Vishing is a phone scam type of phishing attack. The word “vishing” comes from “voice” and “phishing”. Phishing scams are most often done through email, named by the idea that a fraudster is dangling a hook or a lure to get unsuspecting victims to reveal sensitive information, like usernames, passwords, or credit card details, through an email response or by clicking a link and entering the data on a website. In a vishing attack, a scammer uses a phone call to target their victims and steal information, money, or both.
Vishing can also be a type of social engineering scam — that is, the criminal uses specific or “vague enough to be real” details about the victim to get them to believe the scam caller is real and should be trusted. Vishing calls may come from a blocked number, or a fake or spoofed phone number used to impersonate a legitimate person or organization. Fraudsters also use robocalls to carry out vishing schemes on a larger scale.
HOW DOES VISHING WORK?
The person or robot placing the phone call uses a sense of urgency or the guise of an emergency to ask you questions confirming your identity or personal details, then they ask for even more information. They may not always be negative situations, either. Sometimes the urgency comes from the excitement of potentially winning money, gifts, or trips. Unfortunately, it’s all fake when it comes to vishing scams. What the scammer really wants is your Personally Identifiable Information (PII), financial account details, medical information, or other sensitive data, and they want you to give it to them over the phone quickly before you have time to realize it’s a scam.
Common vishing techniques to watch for:
- Your Social Security number has been compromised
- Your bank account has been red-flagged
- A credit card charge needs to be verified
- The IRS has discovered discrepancies in your tax return
- Your vehicle is qualified for an extended warranty
- Your computer has been compromised and requires tech support services
- There is a warrant issued for your arrest
- Your friend or family member needs money to get out of trouble
- Your friend or family member was in an accident
- You have won a free vacation (or sweepstakes, or lottery, or giveaway)
- You’re eligible for a free trial or free product, something you didn’t request
- A charity is requesting a donation
HOW DOES VISHING DIFFER FROM PHISHING?
Vishing is a form of phishing by phone. Phishing scams are conducted through unsolicited emails, texts (smishing), phone calls (vishing), and fake websites — all used by scammers to collect information from a victim to commit fraud.

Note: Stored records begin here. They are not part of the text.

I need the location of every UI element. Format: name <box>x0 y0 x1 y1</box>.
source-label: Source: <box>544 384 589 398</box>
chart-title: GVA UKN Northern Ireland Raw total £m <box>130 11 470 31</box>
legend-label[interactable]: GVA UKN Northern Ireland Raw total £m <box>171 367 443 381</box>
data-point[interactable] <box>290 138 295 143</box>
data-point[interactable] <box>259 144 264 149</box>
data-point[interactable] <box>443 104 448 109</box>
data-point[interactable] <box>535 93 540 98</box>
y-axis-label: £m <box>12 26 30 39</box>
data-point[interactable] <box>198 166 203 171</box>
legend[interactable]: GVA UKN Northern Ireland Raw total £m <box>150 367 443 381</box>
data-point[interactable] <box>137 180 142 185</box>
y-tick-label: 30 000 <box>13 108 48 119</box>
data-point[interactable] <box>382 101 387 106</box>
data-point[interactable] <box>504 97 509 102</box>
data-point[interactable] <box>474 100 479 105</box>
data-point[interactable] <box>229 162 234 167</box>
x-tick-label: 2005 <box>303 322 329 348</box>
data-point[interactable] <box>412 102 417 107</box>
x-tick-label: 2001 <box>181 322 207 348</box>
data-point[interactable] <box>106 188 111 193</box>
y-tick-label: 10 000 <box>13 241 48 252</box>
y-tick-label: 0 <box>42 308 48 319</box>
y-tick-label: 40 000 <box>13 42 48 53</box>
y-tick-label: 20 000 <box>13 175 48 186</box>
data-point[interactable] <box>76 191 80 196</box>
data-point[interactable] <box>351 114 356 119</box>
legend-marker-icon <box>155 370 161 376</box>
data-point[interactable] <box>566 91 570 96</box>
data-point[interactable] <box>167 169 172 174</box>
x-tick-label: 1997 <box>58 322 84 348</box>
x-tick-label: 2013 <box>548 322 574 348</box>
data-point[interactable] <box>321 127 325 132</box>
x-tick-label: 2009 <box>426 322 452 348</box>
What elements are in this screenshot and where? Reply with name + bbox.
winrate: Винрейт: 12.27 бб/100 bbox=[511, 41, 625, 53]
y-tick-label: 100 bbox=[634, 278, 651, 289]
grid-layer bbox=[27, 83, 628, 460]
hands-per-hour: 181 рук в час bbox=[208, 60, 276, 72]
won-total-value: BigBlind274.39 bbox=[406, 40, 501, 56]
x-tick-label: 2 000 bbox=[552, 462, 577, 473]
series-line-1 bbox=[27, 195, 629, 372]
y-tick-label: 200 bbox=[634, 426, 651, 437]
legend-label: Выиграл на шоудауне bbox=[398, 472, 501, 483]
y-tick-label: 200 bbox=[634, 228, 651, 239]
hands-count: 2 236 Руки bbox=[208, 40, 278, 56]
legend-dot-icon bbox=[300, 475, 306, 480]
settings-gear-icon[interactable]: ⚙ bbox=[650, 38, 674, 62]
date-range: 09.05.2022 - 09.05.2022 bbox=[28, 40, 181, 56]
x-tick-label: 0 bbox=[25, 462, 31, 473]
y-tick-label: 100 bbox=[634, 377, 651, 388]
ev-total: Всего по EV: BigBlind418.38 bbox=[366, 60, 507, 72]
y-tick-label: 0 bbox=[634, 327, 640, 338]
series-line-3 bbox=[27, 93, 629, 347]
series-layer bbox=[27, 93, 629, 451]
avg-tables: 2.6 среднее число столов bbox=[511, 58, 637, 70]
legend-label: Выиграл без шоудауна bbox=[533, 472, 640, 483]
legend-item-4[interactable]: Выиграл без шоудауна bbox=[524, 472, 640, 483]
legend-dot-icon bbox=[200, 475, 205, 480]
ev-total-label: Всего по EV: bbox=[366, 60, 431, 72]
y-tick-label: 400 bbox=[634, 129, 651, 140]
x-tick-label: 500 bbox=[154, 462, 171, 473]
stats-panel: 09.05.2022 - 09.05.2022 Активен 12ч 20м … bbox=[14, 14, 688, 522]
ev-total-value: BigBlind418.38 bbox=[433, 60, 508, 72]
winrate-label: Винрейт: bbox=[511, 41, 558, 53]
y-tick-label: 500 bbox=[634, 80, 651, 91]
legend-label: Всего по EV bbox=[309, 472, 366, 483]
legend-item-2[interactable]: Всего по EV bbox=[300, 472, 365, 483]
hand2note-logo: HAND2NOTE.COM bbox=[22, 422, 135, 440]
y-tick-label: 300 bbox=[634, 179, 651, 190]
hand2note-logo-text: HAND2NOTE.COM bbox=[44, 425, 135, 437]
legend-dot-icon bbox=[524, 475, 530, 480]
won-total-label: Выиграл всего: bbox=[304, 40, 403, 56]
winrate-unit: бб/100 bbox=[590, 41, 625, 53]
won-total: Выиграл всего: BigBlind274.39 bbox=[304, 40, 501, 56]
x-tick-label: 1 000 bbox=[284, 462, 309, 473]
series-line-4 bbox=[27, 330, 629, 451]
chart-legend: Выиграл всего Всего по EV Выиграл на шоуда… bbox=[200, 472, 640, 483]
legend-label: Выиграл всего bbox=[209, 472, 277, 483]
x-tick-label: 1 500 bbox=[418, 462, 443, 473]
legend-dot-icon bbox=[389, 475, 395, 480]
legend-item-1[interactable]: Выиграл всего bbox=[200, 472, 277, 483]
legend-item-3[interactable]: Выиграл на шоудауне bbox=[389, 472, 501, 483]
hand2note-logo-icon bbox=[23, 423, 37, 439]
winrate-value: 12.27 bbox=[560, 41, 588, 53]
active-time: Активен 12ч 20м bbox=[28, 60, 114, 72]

There are more victims of phishing, vishing, and smishing scams than any other type of cyber fraud, costing consumers $57 million in fraud losses.
WHAT IS THE HARM IN VISHING?
When victims are tricked into sharing their name, date of birth, Social Security number, bank account details, and other sensitive information, fraudsters are equipped to commit credit card fraud, account takeovers, and identity theft using that information.
WHAT DO I DO IF I’M A VICTIM OF VISHING?
If you have shared your personal information, bank account or credit card number with what you suspect was a vishing scam, report the call to your financial institution and government agencies. Several agencies are working to reduce fraud and capture scammers, including the Internet Crime Complaint Center, the Federal Trade Commission (FTC), and the Better Business Bureau (BBB).
HOW CAN I PROTECT MYSELF FROM VISHING?
- Think before you speak. If you receive a phone call from an unknown number or a familiar name you weren’t expecting a call from, do not share your sensitive information. Especially if the caller requests ANY information from you to confirm who you are before proceeding with the call. Scammers want you to react and divulge your information. The person on the end of the line may sound sincere and trustworthy, but that doesn’t mean they’re legitimate.
- If you are worried a phone call you receive is a scam, hang up. Calling the number back will only connect you with the scammer again. Look up the correct number yourself through an organization’s website or phone directory, or call the number listed on your bank or account statement or the number on the back of your credit card.
- Is that really a government agency? Remember, the Social Security Administration and the IRS will never call you to request personal information or make threats.
Some good news is on the horizon to help fight vishing attacks and caller ID spoofing: the FCC has been working with telecommunications providers to create new ways to digitally validate Caller IDs (through STIR/SHAKEN authentication standards). Such validation processes would greatly reduce the ability of vishing scammers to spoof legitimate names and phone numbers, giving them one less way to fool you into exposing your personal and financial information.